Gravatar HJ, vindictiveness is how it's coming across with phrases like "the public sector must share the pain". The people I work with are not stupid, they know that public finances are going to be very tight and pay bills are going to be stretched. We completely understand that, but we're not going to put up with being portrayed as greedy and lazy.

I'm expecting something like the mid 90s shown in Tyler's graph when the private sector pay rises were running at 5-6% per year and we'll be on 1.5%. That doesn't bother me in the slightest.


Gravatar DM Andy,

How can "the public sector must share the pain" be interpreted as vindictiveness? Perhaps if it had been claimed that the public sector should take all the pain, you might have had a point.

The plain fact is that the government got us into this mess by losing control of the money supply, thus fuelling a huge credit expansion, by excessive borrowing (both on and off the books) and by a huge diversion of resources from the sector of the economy where productivity was growing fast (the private sector) into the sector where it wasn't (the public sector). All these things it mistook as economic success. As a consequence, our industries couldn't compete internationally, we have run out of money and we have a huge trade and government deficit.


To recover from this, there will be a lot of economic pain. Are you suggesting that it should not be shared and that it should all fall on the private sector? If so, this sounds like vindictiveness on your part to me. It's also doesn't face economic reality - unless the public sector is made relatively smaller and more efficient, we will be far poorer in the long term than we should be. In the long term, we will all suffer, including public sector workers.


Gravatar HJ -

We all know NuLiebour have driven the country on to the rocks, and part of that has been due to a large increase in the numbers of people working for government and local government. It doesn't surprise me that Public Sector productivity has fallen in recent years - how could it do anything else when you have so many non-jobs created? How can you even measure the productivity of a "five a day facilitator" (yes that is a job title in the NHS) or an Ethnic Diversity officer. I worked in a scientific area of the Civil Service which had to become more commercial!! - so recruited a "Brand Manager".

The people to blame for this cock up are fairly and squarely the current government. Too much complexity in the Tax/Benefits system, too much target driven drivel which is hugely expensive and massively inefficient to run. The latter has been the "millstone" for the NHS, Education and the Police.

The Public Sector organisation I worked for halfed in size over the years (we could do the same things with less people due to technology, so we did) - I was never over paid compared to similar work outside. Friends in "the real world" never thought I was a in a better position than them (especially as many had a company car) until the pensions debacle of the last decade fuelled by the Brown/Balls grab on Pension Funds. Of all the crimes those two are guilty of the ruination of pensions has to be the VERY worst.

I saw people in the Civil Service who were inefficient and close to useless - My wife who worked in large outside companies tells the same story.

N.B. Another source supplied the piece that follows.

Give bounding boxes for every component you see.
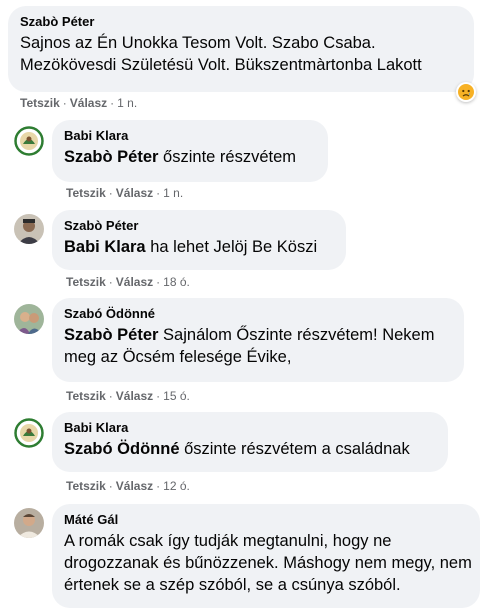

People who were brought in to my area of the Public Sector from the outside commercial world, often on an inflated salary, (perhaps another reason why the average is inflated) were with a couple of notable exceptions - useless.

Two thoughts

1. Don't blame Public Sector workers because successive governments have run a 50 year PONZI scheme for their pensions.

2. If you think teaching is easy - have a go at it. I wouldn't teach in Secondary Schools today for double the money. I reckon you probably need the holidays to survive.

PS - All this doesn't mean I don't understand the situation is serious - I really do.